Genetic characterization of partial resistance and comparative strategies for improvement of host-resistance to multiple foliar pathogens of maize

Foliar diseases are important biotic constraints limiting maize production globally. Northern corn leaf blight (NCLB) incited by Exserohilum turcicum, gray leaf spot (GLS) incited by Cercospora zeae-maydis and maize streak incited by maize streak virus (MSV), are among the most destructive. Most of the maize foliar diseases are managed by means of quantitative partial resistance. Quantitative trait loci (QTL) conditioning partial-resistance to these pathogens have been identified. Validation of candidate QTL conferring partial resistance would present marker-assisted selection as a potentially viable strategy to improve host resistance. We were interested in determining the usefulness of molecular markers linked to consensus QTL controlling partial-resistance systems for improving the overall resistance level. We examined QTL for NCLB in chromosomal bins 3.06, 5.04 and 8.06; GLS QTL in bins 2.09 and 4.08; and a consensus MSV QTL in bin 1.04 as potential targets for selection in improving host resistance. We also examined the effectiveness of different selection strategies for the purpose of pyramiding resistance loci to these diseases. Field evaluations and subsequent selections were conducted independently for each disease in a population of 410 F_2:3 lines derived from hybridization between inbred line CML202 with known resistance to NCLB and MSV, and VP31 a breeding line with known resistance to GLS. Maize streak evaluations were conducted in Zimbabwe, GLS tests were performed in Ohio, and NCLB evaluations were conducted in Uganda and Ohio. Genetic gains were calculated for simultaneous improvement of partial resistance following phenotype-based, marker-based, combined phenotype- and marker-based selection (MAS index), and random selection.

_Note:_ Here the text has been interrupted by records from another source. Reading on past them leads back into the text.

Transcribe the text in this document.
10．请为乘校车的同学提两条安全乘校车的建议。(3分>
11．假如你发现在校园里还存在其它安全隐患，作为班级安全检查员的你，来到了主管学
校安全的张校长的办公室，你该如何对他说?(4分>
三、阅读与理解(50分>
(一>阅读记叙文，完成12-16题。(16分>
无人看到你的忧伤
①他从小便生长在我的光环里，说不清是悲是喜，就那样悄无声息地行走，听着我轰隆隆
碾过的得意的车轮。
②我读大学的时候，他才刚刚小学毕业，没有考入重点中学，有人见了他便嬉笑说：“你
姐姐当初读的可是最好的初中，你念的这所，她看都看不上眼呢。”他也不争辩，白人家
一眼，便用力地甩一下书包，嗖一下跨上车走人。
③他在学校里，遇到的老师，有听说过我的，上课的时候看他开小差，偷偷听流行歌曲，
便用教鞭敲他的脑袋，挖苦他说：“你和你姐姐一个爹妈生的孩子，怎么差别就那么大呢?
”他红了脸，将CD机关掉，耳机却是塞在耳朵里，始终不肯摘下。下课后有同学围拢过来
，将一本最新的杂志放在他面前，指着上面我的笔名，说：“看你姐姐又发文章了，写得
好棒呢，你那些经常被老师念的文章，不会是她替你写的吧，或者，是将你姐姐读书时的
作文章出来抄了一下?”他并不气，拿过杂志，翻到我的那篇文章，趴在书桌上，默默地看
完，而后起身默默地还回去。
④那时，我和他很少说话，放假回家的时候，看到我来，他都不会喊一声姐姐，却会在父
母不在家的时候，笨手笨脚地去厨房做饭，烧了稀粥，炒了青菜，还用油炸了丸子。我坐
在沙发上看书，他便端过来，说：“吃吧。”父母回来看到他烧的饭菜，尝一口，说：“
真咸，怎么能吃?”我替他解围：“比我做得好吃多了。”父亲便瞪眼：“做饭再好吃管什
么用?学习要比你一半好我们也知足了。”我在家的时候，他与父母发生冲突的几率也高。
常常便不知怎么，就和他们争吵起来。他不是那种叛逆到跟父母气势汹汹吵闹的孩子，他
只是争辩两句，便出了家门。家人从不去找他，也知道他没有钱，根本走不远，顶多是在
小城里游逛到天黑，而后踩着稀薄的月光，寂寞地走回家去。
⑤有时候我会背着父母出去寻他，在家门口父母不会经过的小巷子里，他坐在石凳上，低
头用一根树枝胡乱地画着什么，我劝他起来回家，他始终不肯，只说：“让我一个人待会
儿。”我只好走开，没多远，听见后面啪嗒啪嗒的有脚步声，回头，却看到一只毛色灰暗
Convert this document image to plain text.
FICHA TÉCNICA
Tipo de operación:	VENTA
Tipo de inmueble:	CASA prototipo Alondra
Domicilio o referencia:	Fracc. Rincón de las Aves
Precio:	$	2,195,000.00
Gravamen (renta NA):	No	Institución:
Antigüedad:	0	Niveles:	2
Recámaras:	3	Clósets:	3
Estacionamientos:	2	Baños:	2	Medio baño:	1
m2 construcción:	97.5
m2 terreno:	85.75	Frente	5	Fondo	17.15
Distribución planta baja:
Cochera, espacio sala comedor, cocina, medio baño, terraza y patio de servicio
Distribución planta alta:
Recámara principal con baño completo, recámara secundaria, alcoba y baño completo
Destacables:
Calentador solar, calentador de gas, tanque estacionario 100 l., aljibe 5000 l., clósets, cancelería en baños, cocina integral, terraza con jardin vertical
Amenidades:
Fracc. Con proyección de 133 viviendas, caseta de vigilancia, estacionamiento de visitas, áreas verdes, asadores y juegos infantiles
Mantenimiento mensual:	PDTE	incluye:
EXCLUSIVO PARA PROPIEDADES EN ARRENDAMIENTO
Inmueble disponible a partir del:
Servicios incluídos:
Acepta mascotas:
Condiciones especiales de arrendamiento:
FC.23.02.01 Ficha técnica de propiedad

Narrow-sense heritability estimates were 0.22, 0.25 and 0.39 for MSV, NCLB and GLS, respectively. Analysis of gene action using orthogonal contrasts showed mostly dominant gene action for NCLB, GLS and MSV. For NCLB, resistance due to presence of alleles from QTL in bins 3.06 and 5.04 was detected across two seasons. The chromosomal region in bin 4.08 for GLS resistance was significant (0.0001 ≤ P ≤ 0.0395) across seasons using late-season disease assessments. The major locus conferring resistance to MSV on chromosome 1 was significant (P<0.05) for resistance across seasons and explained 23% of phenotypic variations in the F_2:4 generation. Phenotypic values associated with flanking markers at each locus based on interval analysis indicated that QTL in bin 4.08 for GLS, bin 1.04 for MSV, and bins 3.06 and 5.04 for NCLB significantly reduced disease severity. Our results validated the position and effect of four out of six QTL controlling partial resistance to these pathogens. This was consistent with the presence of homozygous alleles from the resistant parent. These results point out the need for validation of QTL in new populations and the potential of using marker-assisted selection for pyramiding resistance to several pathogens using target QTL.